Suspensas ações trabalhistas das empresas Manchete e Bloch

Estão suspensas as ações trabalhistas que envolvem as massas falidas da TV Manchete e da Bloch Editores. A liminar é do ministro Fernando Gonçalves, do Superior Tribunal de Justiça. Diversas varas trabalhistas de todo o país vinham responsabilizando a sucessora das empresas, TV Ômega (atual Rede TV!), pelos débitos trabalhistas. De acordo com a defesa da empresa, as ações trabalhistas chegam ao valor aproximado de R$ 150 milhões. As ações ficam suspensas até o julgamento definitivo, na 2ª Seção do STJ, do Conflito de Competência que decidirá qual juízo, se a Justiça Comum ou a Justiça Trabalhista, é responsável para analisar os processos.

Por enquanto, a posição do STJ definiu a 14ª Vara Cível do Rio de Janeiro para resolver, em caráter provisório, as medidas urgentes, já que lá tramita a ação declaratória movida pela TV Ômega contra as empresas falidas, com a finalidade de interpretar a cláusula contratual e estabelecer os limites do contrato particular de transferência de concessão para exploração de serviços de radiodifusão de sons e imagens.

A TV Ômega afirma que o prosseguimento das execuções trabalhistas inviabilizará sua continuidade.
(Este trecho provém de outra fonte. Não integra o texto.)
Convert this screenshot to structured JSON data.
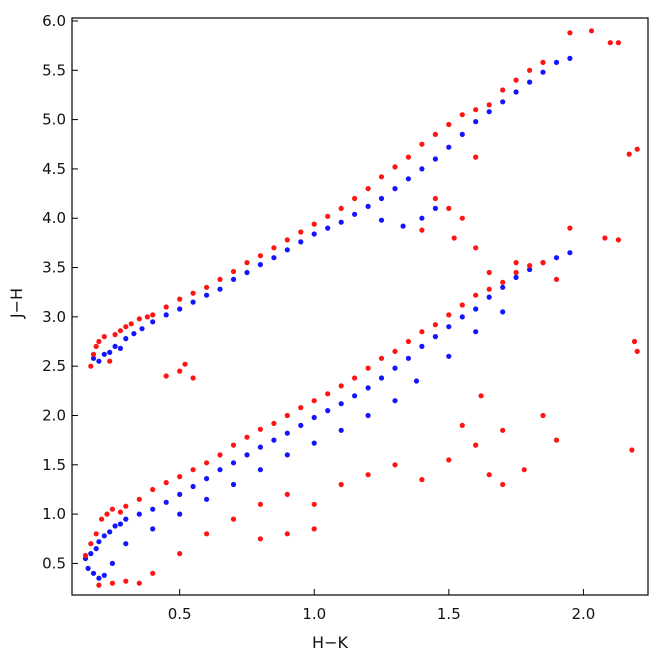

A empresa contesta ser responsável pelo pagamento das dívidas trabalhistas, já que não teria havido sucessão no negócio, mas “tão-somente uma transferência, pelo Poder Público, da concessão da Manchete para a Ômega”.
De acordo com suas alegações, a execução dos valores definidos nas ações trabalhistas somente poderia ser processada no juízo universal falimentar, contra a TV Manchete e a Bloch Editores.

O ministro Fernando Gonçalves identificou o conflito. De um lado, os juízos trabalhistas firmaram a sucessão entre as empresas, implicando a TV Ômega pelos débitos. Por outro lado, o juízo cível está conduzindo a ação com vistas à declaração que pode eximir a empresa dos pagamentos.
O ministro citou o julgamento do CC 73.076/RJ, precedente da 2ª Seção, que diz respeito à Varig e sua sucessora em situação semelhante.a ocasião, a Seção afirmou que compete exclusivamente à 1ª Vara Empresarial do Rio de Janeiro tomar qualquer decisão quanto a venda de unidades produtivas e as demandas da sucessão trabalhista da velha Varig. Justiça comum no caso da Varig, o STJ deu um passo importante para a consolidação do instituto da recuperação judicial.
Ofereceu também segurança jurídica para investidores interessados em empresas em recuperação.